Bir yufkayı ikiye katlayarak, geniş bir bardak ağzı ile kesin.


Yağladığınız muffin kalıplarına, ikişer ikişer yerleştirin.


Hazırladığınız iç malzemeyi yufka çanaklarının içine doldurun.


Kestiğiniz yufkalardan, ikişer tanesini de, malzemenin üzerine örtün. Yumurta sarısı,ve biraz sıvı yağı fırça ile sürün.

Sonrası malum:))) Kurun sofranızı...


                          Bazen sıkılır, sıkışır yüreğimiz... Olur olmaz her şeye, gönül koyar, dudak büker oluruz, bile bile yaşamın ne kadar kısa olduğunu... Kutlama yapmak için, bayram, seyran, yılbaşı bekleriz... Halbuki; nefes aldığımız, sağlıkla,  sevgiyle, birbirine sarılarak, geçirdiğimiz her gün kutlamayı hakketmelidir.
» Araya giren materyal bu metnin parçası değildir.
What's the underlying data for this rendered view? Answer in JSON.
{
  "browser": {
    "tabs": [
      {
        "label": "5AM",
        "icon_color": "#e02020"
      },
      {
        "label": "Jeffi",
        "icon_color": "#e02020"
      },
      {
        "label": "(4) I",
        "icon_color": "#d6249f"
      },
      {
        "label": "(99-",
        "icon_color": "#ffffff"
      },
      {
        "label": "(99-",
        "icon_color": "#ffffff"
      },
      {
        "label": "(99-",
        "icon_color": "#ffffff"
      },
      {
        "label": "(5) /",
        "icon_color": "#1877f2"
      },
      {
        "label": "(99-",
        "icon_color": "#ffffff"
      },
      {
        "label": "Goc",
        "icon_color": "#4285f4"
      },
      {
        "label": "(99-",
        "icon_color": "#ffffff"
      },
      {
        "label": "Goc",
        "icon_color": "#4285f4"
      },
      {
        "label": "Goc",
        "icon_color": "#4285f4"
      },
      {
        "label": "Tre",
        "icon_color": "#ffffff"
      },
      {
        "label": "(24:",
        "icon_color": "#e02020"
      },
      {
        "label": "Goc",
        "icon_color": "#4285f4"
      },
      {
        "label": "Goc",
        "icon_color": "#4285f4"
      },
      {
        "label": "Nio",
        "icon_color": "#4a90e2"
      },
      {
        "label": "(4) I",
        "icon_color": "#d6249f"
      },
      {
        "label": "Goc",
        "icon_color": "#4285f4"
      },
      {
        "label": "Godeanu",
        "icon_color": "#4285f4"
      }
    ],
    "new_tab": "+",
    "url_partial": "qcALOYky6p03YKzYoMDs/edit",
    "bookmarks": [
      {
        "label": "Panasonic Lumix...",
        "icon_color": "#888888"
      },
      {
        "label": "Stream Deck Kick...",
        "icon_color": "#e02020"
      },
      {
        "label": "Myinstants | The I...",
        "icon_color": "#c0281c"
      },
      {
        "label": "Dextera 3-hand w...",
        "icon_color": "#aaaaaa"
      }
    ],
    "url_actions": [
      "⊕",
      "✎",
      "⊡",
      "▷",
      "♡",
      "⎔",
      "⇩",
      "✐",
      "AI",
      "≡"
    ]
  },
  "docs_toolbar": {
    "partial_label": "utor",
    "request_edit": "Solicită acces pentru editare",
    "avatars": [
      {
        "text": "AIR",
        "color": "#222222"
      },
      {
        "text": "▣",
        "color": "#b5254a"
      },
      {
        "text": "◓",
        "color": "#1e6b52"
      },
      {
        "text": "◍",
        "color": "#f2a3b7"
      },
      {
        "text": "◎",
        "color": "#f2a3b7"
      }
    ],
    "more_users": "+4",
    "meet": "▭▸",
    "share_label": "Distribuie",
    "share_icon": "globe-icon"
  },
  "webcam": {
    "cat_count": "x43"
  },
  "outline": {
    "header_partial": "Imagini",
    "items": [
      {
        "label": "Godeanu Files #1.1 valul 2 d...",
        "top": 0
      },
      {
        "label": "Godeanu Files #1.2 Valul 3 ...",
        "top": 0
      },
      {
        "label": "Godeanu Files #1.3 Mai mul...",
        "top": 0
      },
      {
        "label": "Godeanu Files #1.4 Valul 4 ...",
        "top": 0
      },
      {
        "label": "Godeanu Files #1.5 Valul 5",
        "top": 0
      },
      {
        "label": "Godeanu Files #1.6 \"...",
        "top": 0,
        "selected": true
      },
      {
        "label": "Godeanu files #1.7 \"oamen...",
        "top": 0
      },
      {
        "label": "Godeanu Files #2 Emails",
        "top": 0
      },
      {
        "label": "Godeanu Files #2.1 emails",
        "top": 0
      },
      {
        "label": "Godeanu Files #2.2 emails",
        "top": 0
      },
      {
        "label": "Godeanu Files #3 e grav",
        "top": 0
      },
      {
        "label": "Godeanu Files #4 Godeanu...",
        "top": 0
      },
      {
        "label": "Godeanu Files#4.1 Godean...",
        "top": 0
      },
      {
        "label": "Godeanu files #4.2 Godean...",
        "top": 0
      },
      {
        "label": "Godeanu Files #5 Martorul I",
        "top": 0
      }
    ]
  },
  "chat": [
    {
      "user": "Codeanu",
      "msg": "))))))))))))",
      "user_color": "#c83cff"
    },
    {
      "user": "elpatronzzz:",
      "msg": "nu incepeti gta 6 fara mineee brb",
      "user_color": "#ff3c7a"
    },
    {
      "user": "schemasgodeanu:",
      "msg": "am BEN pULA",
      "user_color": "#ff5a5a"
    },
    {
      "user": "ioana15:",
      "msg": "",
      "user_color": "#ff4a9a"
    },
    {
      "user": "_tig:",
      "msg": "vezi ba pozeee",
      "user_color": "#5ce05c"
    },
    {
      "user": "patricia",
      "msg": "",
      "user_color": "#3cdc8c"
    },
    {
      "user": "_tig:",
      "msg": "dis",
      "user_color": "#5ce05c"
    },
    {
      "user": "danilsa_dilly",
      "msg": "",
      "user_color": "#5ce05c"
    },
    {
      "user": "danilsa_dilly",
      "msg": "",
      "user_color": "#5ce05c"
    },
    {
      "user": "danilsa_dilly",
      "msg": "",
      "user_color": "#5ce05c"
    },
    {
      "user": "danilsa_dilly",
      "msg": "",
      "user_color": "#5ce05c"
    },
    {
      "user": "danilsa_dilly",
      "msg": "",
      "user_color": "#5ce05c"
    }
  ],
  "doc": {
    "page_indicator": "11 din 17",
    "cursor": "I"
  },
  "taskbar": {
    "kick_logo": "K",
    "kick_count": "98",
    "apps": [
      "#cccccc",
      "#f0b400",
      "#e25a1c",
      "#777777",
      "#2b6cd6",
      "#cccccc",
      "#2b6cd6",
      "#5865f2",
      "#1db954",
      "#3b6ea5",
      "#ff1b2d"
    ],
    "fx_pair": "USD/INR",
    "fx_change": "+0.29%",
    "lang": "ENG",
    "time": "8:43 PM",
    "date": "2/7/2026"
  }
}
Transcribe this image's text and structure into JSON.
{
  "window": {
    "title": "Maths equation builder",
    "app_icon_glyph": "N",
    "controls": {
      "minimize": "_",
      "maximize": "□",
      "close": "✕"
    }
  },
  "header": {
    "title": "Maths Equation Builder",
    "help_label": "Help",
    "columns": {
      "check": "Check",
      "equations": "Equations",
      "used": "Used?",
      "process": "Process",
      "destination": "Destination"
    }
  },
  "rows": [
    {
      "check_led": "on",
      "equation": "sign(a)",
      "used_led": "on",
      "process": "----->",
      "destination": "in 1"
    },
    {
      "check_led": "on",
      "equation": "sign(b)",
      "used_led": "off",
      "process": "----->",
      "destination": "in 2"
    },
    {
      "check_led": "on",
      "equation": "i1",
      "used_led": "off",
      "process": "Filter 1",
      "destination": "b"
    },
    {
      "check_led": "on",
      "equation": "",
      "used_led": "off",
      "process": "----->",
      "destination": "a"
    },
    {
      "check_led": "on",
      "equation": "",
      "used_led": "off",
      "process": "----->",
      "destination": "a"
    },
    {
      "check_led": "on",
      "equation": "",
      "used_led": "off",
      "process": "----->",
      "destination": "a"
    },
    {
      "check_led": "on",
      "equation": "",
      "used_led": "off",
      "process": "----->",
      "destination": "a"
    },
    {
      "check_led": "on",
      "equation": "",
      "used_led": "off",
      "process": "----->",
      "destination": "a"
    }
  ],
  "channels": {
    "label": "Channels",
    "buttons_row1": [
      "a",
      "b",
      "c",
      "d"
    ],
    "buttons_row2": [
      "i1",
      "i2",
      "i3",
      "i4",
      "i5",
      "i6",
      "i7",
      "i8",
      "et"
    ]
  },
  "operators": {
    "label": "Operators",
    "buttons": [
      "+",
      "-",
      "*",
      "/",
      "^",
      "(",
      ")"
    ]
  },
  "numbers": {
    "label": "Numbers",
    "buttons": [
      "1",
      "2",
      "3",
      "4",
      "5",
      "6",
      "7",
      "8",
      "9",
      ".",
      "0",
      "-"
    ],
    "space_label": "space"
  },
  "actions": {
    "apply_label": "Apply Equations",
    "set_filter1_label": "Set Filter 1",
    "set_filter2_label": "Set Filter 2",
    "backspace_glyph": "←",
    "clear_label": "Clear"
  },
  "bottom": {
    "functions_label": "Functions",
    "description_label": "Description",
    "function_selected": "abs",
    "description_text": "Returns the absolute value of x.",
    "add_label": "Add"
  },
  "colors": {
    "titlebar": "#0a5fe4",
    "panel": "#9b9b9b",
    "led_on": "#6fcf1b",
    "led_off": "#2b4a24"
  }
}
Bu defa ne bayramdı, ne de seyran arkadaşlar, sadece ailemin sağlıklı olduğunun kanıtlandığı bir gündü.:) Fazlasıyla hakketti bu mütevazi kutlamayı. Kutlayanlar şaşaalıydı ama...:)))


İşte bu kadar:)))) Şerefe...


Durun şu suflenin tarifini de vereyim sizlere:)))

Gerekli malzemeler: 12 adet için

- 1 Yufka
- 200 gr tel kadayıf ( açıkta bırakın ve kurutun)
- 200 gr beyaz peynir
- 3 yumurta
- 1 Su bardağı süt
- 3 yemek kaşığı yoğurt
- 1 çay bardağı sıvı yağ
- Dereotu (ince kıyılmış)
- Karabiber
- (Kullanılan peynir az tuzlu ise biraz tuz ilavesi yapılmalıdır.)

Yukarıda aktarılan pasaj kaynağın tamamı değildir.